Dopo lo scandalo della morte della bambina di 10 anni a causa di Tik Tok, avete vietato l’utilizzo di dati di utenti di cui non sia stata accertata la reale età anagrafica. Come saprà è molto semplice aggirare queste piattaforme, su Facebook ci sono ventenni che risultano settantenni perché inseriscono dati fasulli. Come farete concretamente a verificare l’età anagrafica degli iscritti?
Credo che il provvedimento su Tik Tok abbia determinato una presa di coscienza importante, da parte dei social tutti, della necessità di garantire sistemi di age verification affidabili. Il Garante vigilerà sulle garanzie effettivamente accordate da ciascuna delle soluzioni adottate, tra le varie possibili, ricorrendo a test empirici di eludibilità e a valutazioni tecniche rigorose.
Ritiene che il provvedimento adottato possa essere effettivamente applicato anche agli altri social network? Cosa ne pensano i detentori delle piattaforme?
Il Garante ha già esteso i propri controlli ai maggiori social network, ricevendo in alcuni casi dichiarazioni (anche pubbliche) di impegno alla collaborazione e all’individuazione delle soluzioni più idonee a rendere la rete un ambiente migliore, per minori e non. Credo che sia questo l’atteggiamento corretto: l’ “umanità” (come non violenza, inclusività, non discriminatorietà) della rete è un bene comune, cui non si può rinunciare.
Secondo il suo punto di vista, la responsabilità dei danni subiti dai minori è dei genitori che non limitano l’utilizzo di tali piattaforme o dei gestori delle stesse?
Distinguiamo: le piattaforme rispondono degli obblighi, in capo a loro gravanti, di trasparenza e rimozione di contenuti illeciti loro segnalati.
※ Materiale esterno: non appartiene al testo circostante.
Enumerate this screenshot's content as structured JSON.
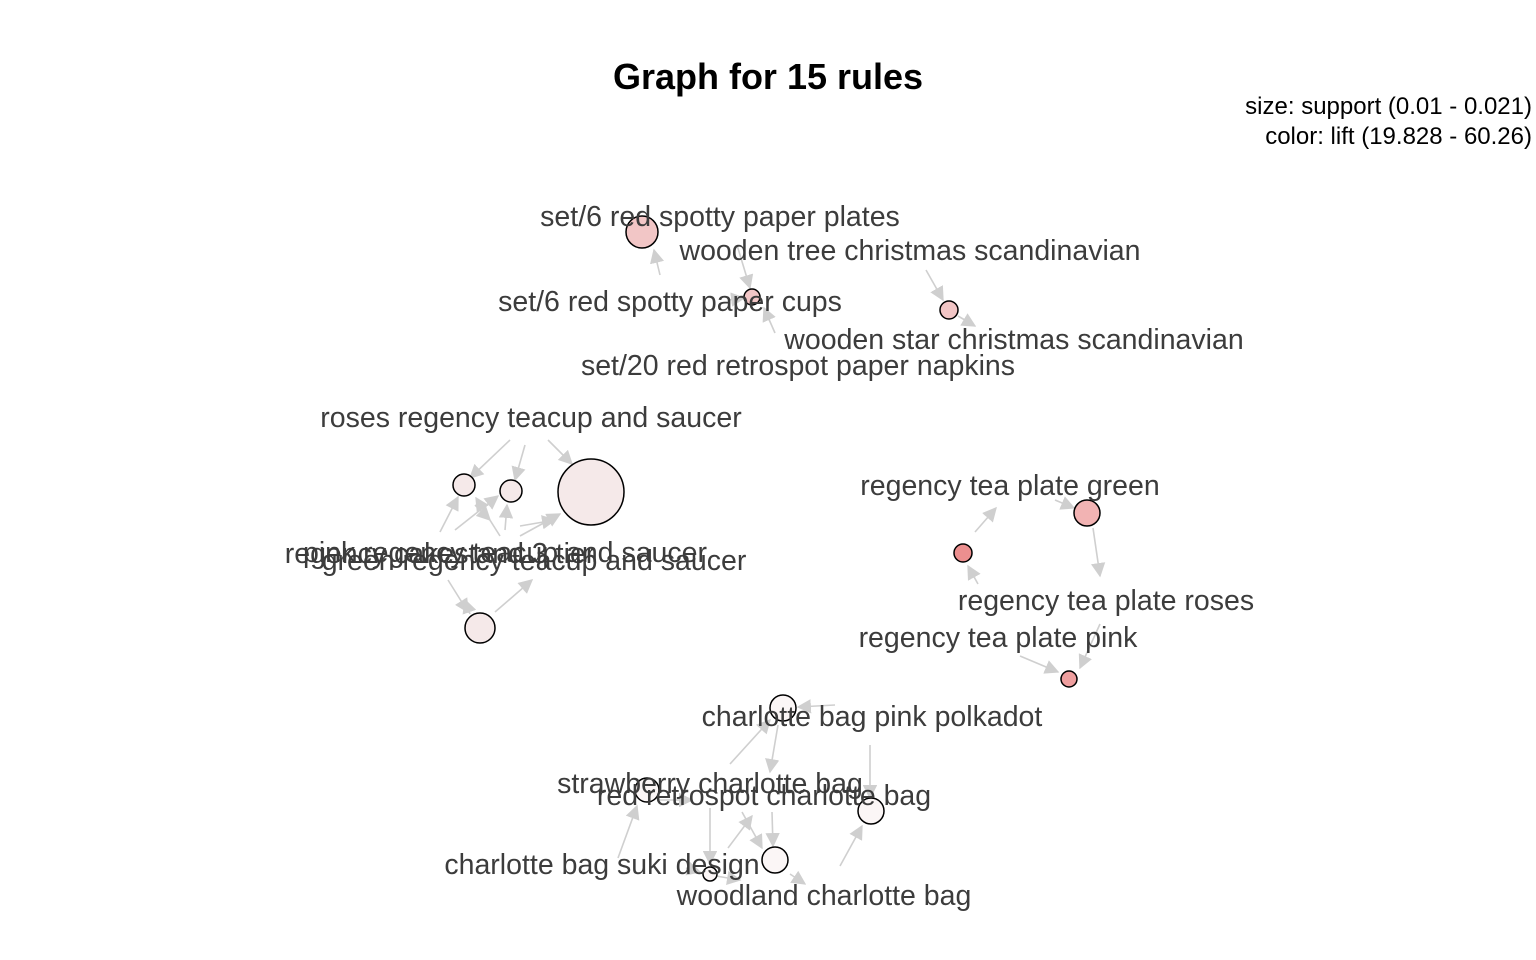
{
  "title": "Graph for 15 rules",
  "legend": {
    "size": "size: support (0.01 - 0.021)",
    "color": "color: lift (19.828 - 60.26)"
  },
  "labels": {
    "set6_plates": "set/6 red spotty paper plates",
    "wooden_tree": "wooden tree christmas scandinavian",
    "set6_cups": "set/6 red spotty paper cups",
    "wooden_star": "wooden star christmas scandinavian",
    "set20_napkins": "set/20 red retrospot paper napkins",
    "roses_teacup": "roses regency teacup and saucer",
    "regency_cakestand": "regency cakestand 3 tier",
    "pink_teacup": "pink regency teacup and saucer",
    "green_teacup": "green regency teacup and saucer",
    "plate_green": "regency tea plate green",
    "plate_roses": "regency tea plate roses",
    "plate_pink": "regency tea plate pink",
    "charlotte_pink": "charlotte bag pink polkadot",
    "charlotte_strawberry": "strawberry charlotte bag",
    "charlotte_red": "red retrospot charlotte bag",
    "charlotte_suki": "charlotte bag suki design",
    "charlotte_woodland": "woodland charlotte bag"
  },
  "colors": {
    "node_low_lift": "#f5e9e9",
    "node_mid_lift": "#f2c6c6",
    "node_high_lift": "#ec8f8f",
    "edge": "#cfcfcf"
  }
}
I genitori rispondono, tuttavia (anche per eventuali danni derivatine a terzi), dell’assenza di vigilanza sul minore e, in misura diversa, dell’omessa educazione all’uso di uno strumento, così potente, che mettono nelle loro mani.
Ogni volta che ci si iscrive ad un social o ad una qualsiasi piattaforma è necessario confermare la lettura dei termini e delle condizioni di utilizzo dei dati. Sappiamo statisticamente che quasi nessuno lo fa, ci si limita a scorrere fino in basso e a bannare la spunta. Crede possa essere individuata una modalità per fornire queste informazioni così importanti in maniera meno prolissa e più diretta?
Andrebbe valorizzato, come nella logica del Gdpr, il carattere realmente comprensibile delle informative senza il quale, appunto, il consenso (fosse anche quello contrattuale) viene privato della sua vera natura di manifestazione di volontà tanto libera quanto consapevole, alimentando una mera “consent (and reading)-fatigue”.
C’è chi dice che le istituzioni potrebbero proporre forme di comunicazione riguardo i rischi concreti dei social, attraverso le piattaforme stesse. Magari utilizzando alcuni dei personaggi più di spicco, i “più seguiti”. E’ necessario che si parli ai giovani con il loro stesso linguaggio. Che cosa ne pensa?
L’esigenza di trasparenza del trattamento – e quindi la comprensibilità delle informazioni che, su di esso, vengono fornite – è ancor più determinante rispetto ai minori e all’uso che essi fanno dei social. I ragazzi devono comprendere la reale portata di ogni click e le implicazioni del loro comportamento on-line. Le modalità per farlo possono essere le più varie, anche con l’intermediazione dei loro “idoli”: sarebbe un bell’esempio di uso “socialmente utile” della notorietà.
In materia di telemarketing, gli utenti attendono con ansia che il Registro delle opposizioni venga esteso anche alle numerazioni mobili. Che cosa sente di prevedere e di promettere sul punto?
Non dipendendo ciò dall’azione del Garante, non posso sul punto fare promesse. Posso però notare come l’estensione sia già prevista dalla legge: si tratta di perfezionarne l’attuazione.
La nuova Direttiva europea ePrivacy è arrivata al rush finale: il Consiglio dell’Unione europea ha dato il suo mandato negoziale per la revisione delle norme sulla protezione della privacy e della riservatezza nell’uso dei servizi di comunicazione elettronica. Che tempi prevede e cosa auspica su questo versante?
Più che prevedere tempi brevi per la conclusione del procedimento legislativo, posso auspicarli vivamente, essendo ormai indifferibile l’introduzione di quest’ulteriore, importante tassello nel quadro regolatorio complessivo del digitale.